A DNA molecule is, itself, neither a set of rules, nor is it symbolic of data or instructions. DNA molecules are sequences of nucleotides which can be broken down into reading frames, promoters, enhancers, structural and spacial segments, and so forth. Since the DNA molecule has such variability and physical functionality inherent within it, the metaphor of DNA being information or a “code” is both overly simplistic and inaccurate.

What about RNA?

Additionally, functional segments of the “code” exist without ever being “decoded.” Some segments of RNA, for example, spliceosomes, ribozymes, and ribozomes are in the same sequences as the DNA template.  Even ignoring the function inherent in many RNA transcripts (spliceosomes, ribozymes, ribozomes, etc.) which are still “the raw code,” we can continue on both ends. The DNA sequence itself, as well as the transcripts which are translated into proteins, are similarly not information. While codes rely upon symbolic arrangements to transmit data or instructions, the arrangement of DNA merely serves as a template by which RNA transcripts are made; this is more like a mold than a code as the resulting copy of a DNA template is the reverse and opposite of the template itself: the DNA sequence 5’AAGCTTGGCAT3′ is transcribed into the RNA sequence 5’AUGCCAAGCUU3′. What, also, is the magical “information” this DNA sequence is supposed to carry? Thus far, it appears the RNA is not information, nor is the DNA itself information.


Could it be the proteins which result from some RNA transcripts which are the “information” in DNA? No. Proteins also do not transmit information; while the protein is useful, it is as much “information” as a car is a manual to assemble a new one. Proteins were never “encoded” from protein to RNA to DNA in order to be properly “decoded,” the function of a protein is based upon its physical structure, as is the function of RNA and DNA.

Well, what is the “genetic code?”

We hear this phrase all the time, mostly by individuals who have no understandings of even the basics of genetics. The genetic code is the means by which we (humans) organize DNA into bits which we can understand. We remove the three-dimensional context and focus exclusively on the sequence. From this, the simplistic explanation (DNA->RNA->”magical protein”) that DNA is arranged in codons. These codons hold the “magical information” which becomes “magical protein,” which as we all know, is what DNA is all about. This is where the confusion lies. DNA does not just contain sequences for protein; functional units exist outside of any reading frames including promoters, enhancers, suppressors, etc. Other functional segments exist as well (centromeres, telomeres, and origins of replication) which contradicts the idea that DNA is like a software program. The genetic code is, in this respect, a human construct to understand specific regions of DNA which do contain sequences used for protein production. This is the only use this phrase has.

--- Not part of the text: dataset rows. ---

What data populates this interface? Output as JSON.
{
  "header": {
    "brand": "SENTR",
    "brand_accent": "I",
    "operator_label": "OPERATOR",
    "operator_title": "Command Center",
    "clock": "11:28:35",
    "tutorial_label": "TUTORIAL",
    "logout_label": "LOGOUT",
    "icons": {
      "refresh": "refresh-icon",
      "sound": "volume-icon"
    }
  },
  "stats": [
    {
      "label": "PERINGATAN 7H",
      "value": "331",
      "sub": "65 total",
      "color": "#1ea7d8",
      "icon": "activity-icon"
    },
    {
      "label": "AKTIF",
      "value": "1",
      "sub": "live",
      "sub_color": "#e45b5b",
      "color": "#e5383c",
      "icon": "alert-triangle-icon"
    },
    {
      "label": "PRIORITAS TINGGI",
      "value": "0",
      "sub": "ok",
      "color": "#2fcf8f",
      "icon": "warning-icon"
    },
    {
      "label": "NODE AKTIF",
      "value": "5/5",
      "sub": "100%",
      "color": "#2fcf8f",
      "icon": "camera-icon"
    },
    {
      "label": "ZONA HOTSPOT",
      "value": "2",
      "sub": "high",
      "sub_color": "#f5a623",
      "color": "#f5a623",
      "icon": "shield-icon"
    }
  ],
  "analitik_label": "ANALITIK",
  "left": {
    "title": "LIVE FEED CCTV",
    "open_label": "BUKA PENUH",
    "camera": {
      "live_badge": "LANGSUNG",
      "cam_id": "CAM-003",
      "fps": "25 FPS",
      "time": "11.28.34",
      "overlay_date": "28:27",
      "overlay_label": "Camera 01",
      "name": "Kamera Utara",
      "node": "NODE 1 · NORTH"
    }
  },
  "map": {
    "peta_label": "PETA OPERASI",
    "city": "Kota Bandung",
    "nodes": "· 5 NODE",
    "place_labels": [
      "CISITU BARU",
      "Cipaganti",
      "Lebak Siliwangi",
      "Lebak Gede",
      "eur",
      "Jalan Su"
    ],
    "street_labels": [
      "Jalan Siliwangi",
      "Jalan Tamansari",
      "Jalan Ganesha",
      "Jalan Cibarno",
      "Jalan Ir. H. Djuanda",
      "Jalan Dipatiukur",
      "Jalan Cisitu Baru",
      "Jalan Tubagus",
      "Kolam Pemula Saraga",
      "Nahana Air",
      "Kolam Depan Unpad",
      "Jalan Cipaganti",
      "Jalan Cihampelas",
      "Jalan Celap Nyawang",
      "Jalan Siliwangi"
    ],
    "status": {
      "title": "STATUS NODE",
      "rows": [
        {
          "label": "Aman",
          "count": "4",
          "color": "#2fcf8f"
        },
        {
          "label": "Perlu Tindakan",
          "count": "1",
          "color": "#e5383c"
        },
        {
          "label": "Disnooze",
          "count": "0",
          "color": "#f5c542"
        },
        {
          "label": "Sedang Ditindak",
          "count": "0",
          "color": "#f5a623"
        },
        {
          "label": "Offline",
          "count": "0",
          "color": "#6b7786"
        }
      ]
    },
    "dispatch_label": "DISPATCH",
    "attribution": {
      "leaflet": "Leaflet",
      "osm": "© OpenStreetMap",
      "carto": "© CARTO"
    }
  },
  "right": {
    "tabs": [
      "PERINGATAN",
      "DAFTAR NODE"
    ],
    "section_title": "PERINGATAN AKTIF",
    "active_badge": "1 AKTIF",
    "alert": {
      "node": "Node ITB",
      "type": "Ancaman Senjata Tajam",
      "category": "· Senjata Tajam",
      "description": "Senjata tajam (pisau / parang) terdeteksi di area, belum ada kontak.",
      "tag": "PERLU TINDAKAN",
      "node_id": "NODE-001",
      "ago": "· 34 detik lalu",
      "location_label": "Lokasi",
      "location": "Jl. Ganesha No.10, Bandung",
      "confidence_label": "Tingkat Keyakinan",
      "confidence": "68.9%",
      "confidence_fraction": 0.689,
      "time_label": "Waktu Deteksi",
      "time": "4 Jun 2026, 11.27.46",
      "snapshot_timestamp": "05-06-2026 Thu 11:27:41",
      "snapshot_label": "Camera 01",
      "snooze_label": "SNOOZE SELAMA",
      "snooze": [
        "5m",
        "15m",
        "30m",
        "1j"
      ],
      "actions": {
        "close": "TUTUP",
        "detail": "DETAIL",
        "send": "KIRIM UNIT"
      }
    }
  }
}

10 Responses to “Codes and DNA”

  1. 1 Pliny-the-in-Between
    July 9, 2009 at 1:13 pm

    Great post though I for one would like some follow-up on information definitions. I think this is a really fascinating discussion even for people who didn’t start out on a molecular biology track. The concept that DNA is a code in the common sense of the term hampers (in my mind) the frame of reference for discussing the origins of life. When we think of DNA as a hard code it tends to create the conundrum of how could life’s precursors evolve without first having complex nucleic acids. The notion that nucleic acids over time became a more efficient way for organisms to institutionalize discrete enough data sets (presumably already present in some form – i.e. the actual information content which may have evolved independent of nucleic acids) that jump started the great engine of natural selection, once there was something more discrete upon which to act and life never looked back. Just a thought.

  2. 2 jaredcormier
    July 9, 2009 at 2:20 pm

    Precisely, and since RNA can, and does, act as the template and catalyst even in small units (13 bases, I think) can have enzymatic activity of some kind. It may be that RNAs are effective at catalyzing all reactions necessary, but upon becoming above a certain length, DNA, being more stable, is more effective at acting as a transcript and amino acids, also being more diverse in structure, are more efficient for enzymes.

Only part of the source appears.